Les propos sont de Mohamed Kabbaj, président de la fondation Esprit de Fès, organisatrice de l’événement, lors d’une conférence de presse organisée, samedi dernier, au musée Batha.
En effet, le festival, qui a baissé le rideau sur sa 14ème édition, hier, lundi 16 juin, est resté fidèle à sa mission universelle de paix et de dialogue des cultures. La manifestation a pu créer des passerelles entre cultures et religions, et véhiculer des valeurs de paix. Ce qui lui a valu une distinction des Nations unies. Ainsi, le festival est désormais classé parmi les dix premières institutions dans le monde qui servent la paix. Il contribue également à la dynamisation économique de la ville, à travers la promotion touristique. «Notre but est non seulement de drainer un certain nombre de touristes pendant quelques jours, mais aussi d’associer Fès, ses habitants ainsi que ses artistes, aux spectacles.»
Ces derniers ont connu, de l’avis des observateurs, une grande affluence. Rien qu’à Bab Boujloud, la barre des 200.000 visiteurs a été largement dépassée. Offerts gratuitement au public, les spectacles de cette place, rentrant dans le cadre du «festival dans la ville», ont attiré quotidiennement, et durant dix jours, plus de 15.000 personnes. Lesquels ont vu passer, notamment, Lhajja El Hamdaouiya, Fès City Clan et Hoba Hoba Spirit. Organisées en parallèle au programme officiel du festival, ces soirées n’altèrent en rien l’image et l’identité du festival, mais, au contraire, «s’ouvrent à la population de la ville de Fès en lui offrant la musique qu’elle aime», exprime Kabbaj.
Pour ce qui est de Bab Makina, là aussi, le succès était au rendez-vous, et les spectacles de Abdelouhab Doukkali, Majda Roumi et Mohamed Abdou ont eu lieu à guichets fermés. Plus de 4.000 entrées ont été enregistrées durant les prestations de chacun des trois ténors. Parmi les personnalités de marque qui ont suivi le show de cette star, figurent la princesse Lalla Salma, Taoufiq Hejira, ministre de l’Habitat et de l’Urbanisme, My Hafid Elalamy, président de la CGEM, Mohamed El Kettani, président d’Attijariwafa bank, Mohamed Benchaâboun, président de la Banque Populaire, et Abdessalam Ahizoune, PDG de Maroc Telecom.

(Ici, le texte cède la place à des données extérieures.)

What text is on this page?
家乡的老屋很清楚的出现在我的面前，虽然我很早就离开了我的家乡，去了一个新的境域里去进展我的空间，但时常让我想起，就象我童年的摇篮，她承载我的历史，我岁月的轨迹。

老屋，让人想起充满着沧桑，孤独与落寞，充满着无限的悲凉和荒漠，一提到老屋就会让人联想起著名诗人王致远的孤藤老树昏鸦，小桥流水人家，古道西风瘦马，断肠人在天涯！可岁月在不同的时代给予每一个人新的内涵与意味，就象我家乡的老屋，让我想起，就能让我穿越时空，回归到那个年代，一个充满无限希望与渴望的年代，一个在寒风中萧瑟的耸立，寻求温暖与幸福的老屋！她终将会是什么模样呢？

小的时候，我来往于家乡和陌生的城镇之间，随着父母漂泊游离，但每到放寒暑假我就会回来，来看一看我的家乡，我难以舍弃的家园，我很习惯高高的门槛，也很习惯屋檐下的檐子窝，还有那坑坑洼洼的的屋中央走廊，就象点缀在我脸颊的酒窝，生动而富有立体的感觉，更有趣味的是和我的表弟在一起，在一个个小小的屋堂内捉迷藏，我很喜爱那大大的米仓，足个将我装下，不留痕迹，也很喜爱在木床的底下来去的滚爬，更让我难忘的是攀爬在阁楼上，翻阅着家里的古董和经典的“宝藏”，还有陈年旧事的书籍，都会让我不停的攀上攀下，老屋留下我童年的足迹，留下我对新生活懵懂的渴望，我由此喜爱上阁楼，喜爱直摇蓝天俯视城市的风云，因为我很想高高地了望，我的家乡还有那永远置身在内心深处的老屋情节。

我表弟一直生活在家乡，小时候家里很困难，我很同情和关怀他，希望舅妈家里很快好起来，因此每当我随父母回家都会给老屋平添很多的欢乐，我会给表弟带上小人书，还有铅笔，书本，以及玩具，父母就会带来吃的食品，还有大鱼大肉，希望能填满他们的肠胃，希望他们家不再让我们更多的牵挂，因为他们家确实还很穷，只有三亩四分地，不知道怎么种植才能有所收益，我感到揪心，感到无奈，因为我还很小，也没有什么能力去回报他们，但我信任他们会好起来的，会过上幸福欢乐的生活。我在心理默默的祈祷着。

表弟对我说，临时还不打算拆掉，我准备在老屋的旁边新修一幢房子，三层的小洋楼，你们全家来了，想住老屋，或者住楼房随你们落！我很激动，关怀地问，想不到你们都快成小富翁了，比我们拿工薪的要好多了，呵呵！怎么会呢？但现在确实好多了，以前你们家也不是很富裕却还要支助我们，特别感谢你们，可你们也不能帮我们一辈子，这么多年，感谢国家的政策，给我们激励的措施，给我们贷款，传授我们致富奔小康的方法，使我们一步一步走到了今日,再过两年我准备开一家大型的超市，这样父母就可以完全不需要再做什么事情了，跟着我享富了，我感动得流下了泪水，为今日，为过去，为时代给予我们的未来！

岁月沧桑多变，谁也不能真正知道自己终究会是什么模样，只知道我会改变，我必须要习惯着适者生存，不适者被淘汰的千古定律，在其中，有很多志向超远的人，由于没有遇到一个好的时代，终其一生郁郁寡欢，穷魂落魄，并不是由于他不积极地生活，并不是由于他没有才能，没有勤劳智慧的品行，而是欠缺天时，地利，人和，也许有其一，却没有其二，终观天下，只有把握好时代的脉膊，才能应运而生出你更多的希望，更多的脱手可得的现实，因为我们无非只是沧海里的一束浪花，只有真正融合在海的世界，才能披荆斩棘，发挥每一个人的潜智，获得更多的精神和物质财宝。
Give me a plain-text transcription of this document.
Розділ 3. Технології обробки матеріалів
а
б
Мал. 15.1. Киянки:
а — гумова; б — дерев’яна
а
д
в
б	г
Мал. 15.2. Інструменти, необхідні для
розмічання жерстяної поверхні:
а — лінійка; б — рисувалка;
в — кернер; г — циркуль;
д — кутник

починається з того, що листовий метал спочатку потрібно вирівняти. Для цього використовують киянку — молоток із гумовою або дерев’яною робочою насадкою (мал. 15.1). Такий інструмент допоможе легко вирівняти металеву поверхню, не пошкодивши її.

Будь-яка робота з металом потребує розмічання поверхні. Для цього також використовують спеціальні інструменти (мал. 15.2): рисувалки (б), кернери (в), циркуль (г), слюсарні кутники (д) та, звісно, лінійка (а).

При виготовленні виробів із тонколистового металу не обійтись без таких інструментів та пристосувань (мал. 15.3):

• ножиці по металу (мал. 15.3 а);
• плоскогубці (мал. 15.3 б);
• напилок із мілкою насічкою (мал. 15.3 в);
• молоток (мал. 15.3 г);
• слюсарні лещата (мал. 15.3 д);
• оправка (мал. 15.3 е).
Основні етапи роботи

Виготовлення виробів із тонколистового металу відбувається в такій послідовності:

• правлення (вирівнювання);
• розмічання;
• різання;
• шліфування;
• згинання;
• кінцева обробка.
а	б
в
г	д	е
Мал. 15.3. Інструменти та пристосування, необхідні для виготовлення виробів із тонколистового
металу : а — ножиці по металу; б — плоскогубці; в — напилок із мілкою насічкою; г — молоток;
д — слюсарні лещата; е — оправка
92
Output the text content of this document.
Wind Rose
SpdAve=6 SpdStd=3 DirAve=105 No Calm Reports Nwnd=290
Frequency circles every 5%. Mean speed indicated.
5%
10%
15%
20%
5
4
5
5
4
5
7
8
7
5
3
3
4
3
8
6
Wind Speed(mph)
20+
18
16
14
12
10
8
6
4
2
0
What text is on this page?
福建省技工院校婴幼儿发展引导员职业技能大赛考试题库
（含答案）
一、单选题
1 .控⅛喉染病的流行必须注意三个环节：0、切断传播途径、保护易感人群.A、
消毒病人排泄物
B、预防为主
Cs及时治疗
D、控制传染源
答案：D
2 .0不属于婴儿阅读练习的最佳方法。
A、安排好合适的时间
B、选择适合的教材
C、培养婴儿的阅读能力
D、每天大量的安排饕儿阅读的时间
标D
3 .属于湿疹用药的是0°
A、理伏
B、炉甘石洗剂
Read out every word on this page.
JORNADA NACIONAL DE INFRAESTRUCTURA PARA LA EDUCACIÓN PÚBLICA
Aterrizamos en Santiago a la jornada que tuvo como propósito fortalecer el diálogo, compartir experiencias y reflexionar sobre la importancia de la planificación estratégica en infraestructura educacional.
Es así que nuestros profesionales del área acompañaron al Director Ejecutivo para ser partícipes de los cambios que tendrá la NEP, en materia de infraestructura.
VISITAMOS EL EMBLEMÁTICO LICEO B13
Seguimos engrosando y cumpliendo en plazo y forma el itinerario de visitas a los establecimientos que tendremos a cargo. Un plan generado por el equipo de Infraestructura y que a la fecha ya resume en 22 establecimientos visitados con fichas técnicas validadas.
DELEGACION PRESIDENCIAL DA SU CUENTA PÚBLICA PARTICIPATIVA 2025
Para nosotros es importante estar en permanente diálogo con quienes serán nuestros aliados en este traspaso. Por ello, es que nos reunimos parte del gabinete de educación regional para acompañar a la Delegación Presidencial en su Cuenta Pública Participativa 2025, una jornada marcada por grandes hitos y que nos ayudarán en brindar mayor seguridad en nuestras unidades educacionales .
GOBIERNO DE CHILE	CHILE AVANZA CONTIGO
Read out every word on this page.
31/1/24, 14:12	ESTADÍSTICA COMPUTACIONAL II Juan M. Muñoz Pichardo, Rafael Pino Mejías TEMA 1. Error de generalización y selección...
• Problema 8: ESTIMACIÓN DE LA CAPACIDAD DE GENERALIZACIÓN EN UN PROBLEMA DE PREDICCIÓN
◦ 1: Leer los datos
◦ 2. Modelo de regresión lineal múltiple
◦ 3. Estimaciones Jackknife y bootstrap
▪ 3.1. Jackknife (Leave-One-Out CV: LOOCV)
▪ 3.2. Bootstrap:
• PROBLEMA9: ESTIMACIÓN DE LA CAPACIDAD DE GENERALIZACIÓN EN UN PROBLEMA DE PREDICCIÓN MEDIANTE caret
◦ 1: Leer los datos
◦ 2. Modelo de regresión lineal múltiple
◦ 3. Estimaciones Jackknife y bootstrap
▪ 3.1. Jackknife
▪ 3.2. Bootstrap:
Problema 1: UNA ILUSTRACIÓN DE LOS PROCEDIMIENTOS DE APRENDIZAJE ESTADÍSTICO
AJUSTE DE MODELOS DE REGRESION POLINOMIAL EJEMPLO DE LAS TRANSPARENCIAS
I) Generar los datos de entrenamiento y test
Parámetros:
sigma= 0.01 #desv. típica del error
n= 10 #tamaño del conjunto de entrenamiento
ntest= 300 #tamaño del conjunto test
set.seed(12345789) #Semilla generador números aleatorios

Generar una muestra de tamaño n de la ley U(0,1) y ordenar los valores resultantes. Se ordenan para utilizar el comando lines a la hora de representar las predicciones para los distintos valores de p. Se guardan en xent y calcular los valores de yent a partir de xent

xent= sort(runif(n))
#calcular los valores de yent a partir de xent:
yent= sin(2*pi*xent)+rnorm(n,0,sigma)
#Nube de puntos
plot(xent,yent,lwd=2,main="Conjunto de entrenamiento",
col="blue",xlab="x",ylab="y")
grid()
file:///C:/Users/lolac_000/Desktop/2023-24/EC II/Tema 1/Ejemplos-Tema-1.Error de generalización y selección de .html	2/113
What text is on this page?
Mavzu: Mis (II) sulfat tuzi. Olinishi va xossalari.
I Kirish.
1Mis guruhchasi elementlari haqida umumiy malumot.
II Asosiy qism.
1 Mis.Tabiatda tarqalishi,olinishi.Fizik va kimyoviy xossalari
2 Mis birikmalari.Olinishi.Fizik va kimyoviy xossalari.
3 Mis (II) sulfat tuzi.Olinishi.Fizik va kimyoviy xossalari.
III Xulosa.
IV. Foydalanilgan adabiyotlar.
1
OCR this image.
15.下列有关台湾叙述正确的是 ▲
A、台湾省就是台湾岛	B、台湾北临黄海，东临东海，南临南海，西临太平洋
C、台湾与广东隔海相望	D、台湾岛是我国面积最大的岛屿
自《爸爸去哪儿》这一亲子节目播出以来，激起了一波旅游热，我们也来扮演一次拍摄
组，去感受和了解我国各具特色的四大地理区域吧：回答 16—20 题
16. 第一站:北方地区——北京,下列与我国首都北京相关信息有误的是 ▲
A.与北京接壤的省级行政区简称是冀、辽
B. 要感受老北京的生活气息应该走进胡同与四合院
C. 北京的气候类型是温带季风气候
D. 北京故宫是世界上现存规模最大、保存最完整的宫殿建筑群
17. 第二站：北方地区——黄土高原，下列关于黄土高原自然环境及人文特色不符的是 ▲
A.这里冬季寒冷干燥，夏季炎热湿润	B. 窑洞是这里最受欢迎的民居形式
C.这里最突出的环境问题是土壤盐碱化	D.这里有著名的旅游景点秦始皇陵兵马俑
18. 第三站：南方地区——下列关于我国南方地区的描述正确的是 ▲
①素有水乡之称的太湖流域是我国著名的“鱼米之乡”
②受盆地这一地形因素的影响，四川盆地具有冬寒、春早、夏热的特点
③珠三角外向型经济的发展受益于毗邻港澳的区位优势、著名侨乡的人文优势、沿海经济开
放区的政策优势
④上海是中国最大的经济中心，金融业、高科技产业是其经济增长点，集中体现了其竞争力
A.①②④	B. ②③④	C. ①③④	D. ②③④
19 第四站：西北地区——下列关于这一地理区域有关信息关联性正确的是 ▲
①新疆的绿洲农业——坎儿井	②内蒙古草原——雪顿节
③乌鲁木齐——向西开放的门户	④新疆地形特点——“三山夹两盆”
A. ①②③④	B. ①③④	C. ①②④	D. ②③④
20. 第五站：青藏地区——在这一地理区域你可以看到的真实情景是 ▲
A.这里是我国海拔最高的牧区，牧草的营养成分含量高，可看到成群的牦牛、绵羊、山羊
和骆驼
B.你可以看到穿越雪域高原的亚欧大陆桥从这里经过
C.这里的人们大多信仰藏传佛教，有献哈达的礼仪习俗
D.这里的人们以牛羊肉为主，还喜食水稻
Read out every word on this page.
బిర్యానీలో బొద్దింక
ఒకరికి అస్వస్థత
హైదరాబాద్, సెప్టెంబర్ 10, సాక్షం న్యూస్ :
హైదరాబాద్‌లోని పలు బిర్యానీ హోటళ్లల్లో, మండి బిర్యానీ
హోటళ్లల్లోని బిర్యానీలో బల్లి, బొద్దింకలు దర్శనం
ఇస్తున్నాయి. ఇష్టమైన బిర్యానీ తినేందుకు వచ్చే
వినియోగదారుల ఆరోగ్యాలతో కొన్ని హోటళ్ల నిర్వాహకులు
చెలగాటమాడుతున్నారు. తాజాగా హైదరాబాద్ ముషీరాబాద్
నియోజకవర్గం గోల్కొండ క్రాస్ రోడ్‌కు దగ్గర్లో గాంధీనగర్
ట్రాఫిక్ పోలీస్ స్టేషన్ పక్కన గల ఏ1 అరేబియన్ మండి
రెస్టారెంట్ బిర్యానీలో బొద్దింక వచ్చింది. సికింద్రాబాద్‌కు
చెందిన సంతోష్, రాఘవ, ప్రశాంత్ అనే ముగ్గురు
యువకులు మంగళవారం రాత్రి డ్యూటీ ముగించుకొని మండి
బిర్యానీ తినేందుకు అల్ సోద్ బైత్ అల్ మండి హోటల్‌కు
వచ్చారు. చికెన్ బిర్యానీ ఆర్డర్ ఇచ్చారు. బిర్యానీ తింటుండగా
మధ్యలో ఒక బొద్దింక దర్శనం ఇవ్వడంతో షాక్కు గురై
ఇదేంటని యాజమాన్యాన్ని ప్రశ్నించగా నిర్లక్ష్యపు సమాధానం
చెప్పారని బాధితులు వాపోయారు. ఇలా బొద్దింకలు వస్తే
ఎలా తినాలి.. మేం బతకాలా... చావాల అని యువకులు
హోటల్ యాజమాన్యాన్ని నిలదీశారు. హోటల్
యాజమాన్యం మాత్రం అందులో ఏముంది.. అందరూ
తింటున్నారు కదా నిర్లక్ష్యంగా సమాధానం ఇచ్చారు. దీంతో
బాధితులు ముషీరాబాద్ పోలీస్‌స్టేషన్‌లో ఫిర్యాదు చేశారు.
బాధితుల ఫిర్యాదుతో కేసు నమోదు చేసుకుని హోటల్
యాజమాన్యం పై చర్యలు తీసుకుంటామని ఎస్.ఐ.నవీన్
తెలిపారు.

Le lendemain, le sénégalais Ismael Lô a enflammé la scène. Il était accompagné de la confrérie de Hamaschas de Fès. Mais l’artiste le plus attendu, lors de cette édition, fut l’incontournable Mohamed Abdou. Ce Saoudien de 59 ans a chanté ses morceaux les plus connus, mais aussi une chanson dédiée au Maroc et à Fès. Pendant plus de 2 heures, il a été répondu à toutes les demandes. Dans les rangs, les fans répétaient les paroles, pendant que d’autres, emportés par les chants, dansaient et criaient le nom «Abdou». Bref, l’ambiance de fête a régné durant tout le spectacle. A tel point qu’aujourd’hui les organisateurs sont convaincus que la diversité du festival est la clé de son succès. Leur souhait serait de s’ouvrir sur d’autres genres musicaux d’origines diverses. Leur ambition est aussi de donner une nouvelle impulsion à l’évènement tout en lui gardant son cachet spirituel.
Parmi les idées proposées, figure également la création d’une radio du festival. L’objectif de cette antenne serait d’établir une interaction entre les invités du festival (artistes, intellectuels, etc.) et la population de Fès. Outre la ville qui l’abrite, le festival se veut un moteur pour toute la région, et, d’emblée, ses initiateurs pensent à l’extension de ses activités aux autres provinces relevant de la région de Fès-Boulemane. Rendez-vous est donc donné pour la 15ème édition du 29 mai au 6 juin 2009.